Our conversations always imagined that a medically complex patient would show up in the dental office at 4 PM on a Friday afternoon with an urgent issue. We would then map out: “What does the dentist need to know about the medical conditions?” “How does that change the dental management?” Knowing that it would be difficult to access a medical consultation given the scenario, we would point out the nuances that the dental professional needed to be aware of and guide them through the dental intervention.
These sessions became the tenet of our lifelong collaborations: The Principle and Practice of Oral Medicine; Oral Medicine Secrets; Interactive Learning in Antibiotic Therapy; and The Ultimate Cheat Sheets were all based on this need to provide useful information about the medical conditions of the patients to be able to provide optimal care safely.

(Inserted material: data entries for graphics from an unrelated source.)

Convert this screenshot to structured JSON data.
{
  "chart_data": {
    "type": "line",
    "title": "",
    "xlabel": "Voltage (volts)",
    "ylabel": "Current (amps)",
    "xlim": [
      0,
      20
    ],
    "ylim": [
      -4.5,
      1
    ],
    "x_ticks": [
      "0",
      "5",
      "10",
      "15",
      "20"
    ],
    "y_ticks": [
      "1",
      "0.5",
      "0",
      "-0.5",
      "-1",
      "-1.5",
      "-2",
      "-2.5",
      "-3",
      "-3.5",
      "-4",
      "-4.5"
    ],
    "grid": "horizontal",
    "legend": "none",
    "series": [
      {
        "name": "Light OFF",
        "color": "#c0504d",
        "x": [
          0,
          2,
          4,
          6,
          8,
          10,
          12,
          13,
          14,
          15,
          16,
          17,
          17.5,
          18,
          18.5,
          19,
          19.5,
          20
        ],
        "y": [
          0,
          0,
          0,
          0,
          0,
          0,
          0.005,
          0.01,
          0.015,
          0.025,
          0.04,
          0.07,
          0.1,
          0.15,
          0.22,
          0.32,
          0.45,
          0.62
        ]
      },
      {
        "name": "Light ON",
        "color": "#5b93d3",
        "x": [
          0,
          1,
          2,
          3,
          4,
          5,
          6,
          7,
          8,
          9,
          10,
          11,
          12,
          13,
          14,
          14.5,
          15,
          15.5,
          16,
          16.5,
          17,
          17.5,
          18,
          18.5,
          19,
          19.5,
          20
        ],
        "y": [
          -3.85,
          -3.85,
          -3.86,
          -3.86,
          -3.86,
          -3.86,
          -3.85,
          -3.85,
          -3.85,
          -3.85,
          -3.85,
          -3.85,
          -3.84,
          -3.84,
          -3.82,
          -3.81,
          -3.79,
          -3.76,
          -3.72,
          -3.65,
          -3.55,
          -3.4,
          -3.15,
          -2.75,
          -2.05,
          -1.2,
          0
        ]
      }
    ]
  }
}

Bob was the consummate teacher.
He was engaging, and knowledgeable, and had a unique ability to gauge his audience. He was perpetually voted the top speaker on the dental circuit. He would be onstage every chance that he could because Bob was acutely aware of the way that he was improving patient welfare in the day-to-day practice of the dental professional.
I vividly remember the last time we were onstage together. Bob, as per his usual style, was wandering amongst the audience and I was leaning against the lectern. I would start a sentence and he would finish it. His command of the content was such that he never had to look at his slide. Bob was particularly impressive when questions were raised. He would dissect each question into the medical and the dental components; had me address the medical issues while he elaborated on the proper way to address the dental issues given the medical constraints.
The audience positively responded to his warmth.
It reminded me of the last time that we were flying together. Before the end of the trip, Bob was friends with everybody in First Class and was buying everybody drinks. (Drinks were free, incidentally.) He had the same humor and magical touch with his professional audiences.
By far the greatest accomplishment that Bob and Barb had was the family values they instilled in their two–now adult–children, Daniele “Danny” and Alexandra “Ali.”
I have always been impressed with the poise with which the Fazio children carry themselves. Bob and Barbara’s lives were inextricably interwoven with those of their children and grandchildren.
The closeness of the family was most apparent at times of adversity. During the days that we spent together at Bob and Barbara’s bedside during their hospitalizations–especially Barb’s and her extended battle with uterine cancer–the strength of the family bond was impressively apparent. The children were always in command of the clinical issues and were analytical and thorough in their decisions. My only regret was that I had to see what a wonderful job Bob and Barbara did during such periods of adversity.
During the past months since Bob’s passing, I have had interactions with so many people who knew Bob and Barbara, and it is clear that our friendship was interwoven in many other ways. A fair number of my patients were referrals from Bob; a lot of the dental professionals I collaborate with were introductions from Bob; many of the academic professionals I interact with were close friends of Bob’s. Each one of them has absolutely nothing but fond memories of their interactions with him.
It is clear that Bob and Barbara Fazio have touched people’s lives in a very special way, as they did mine.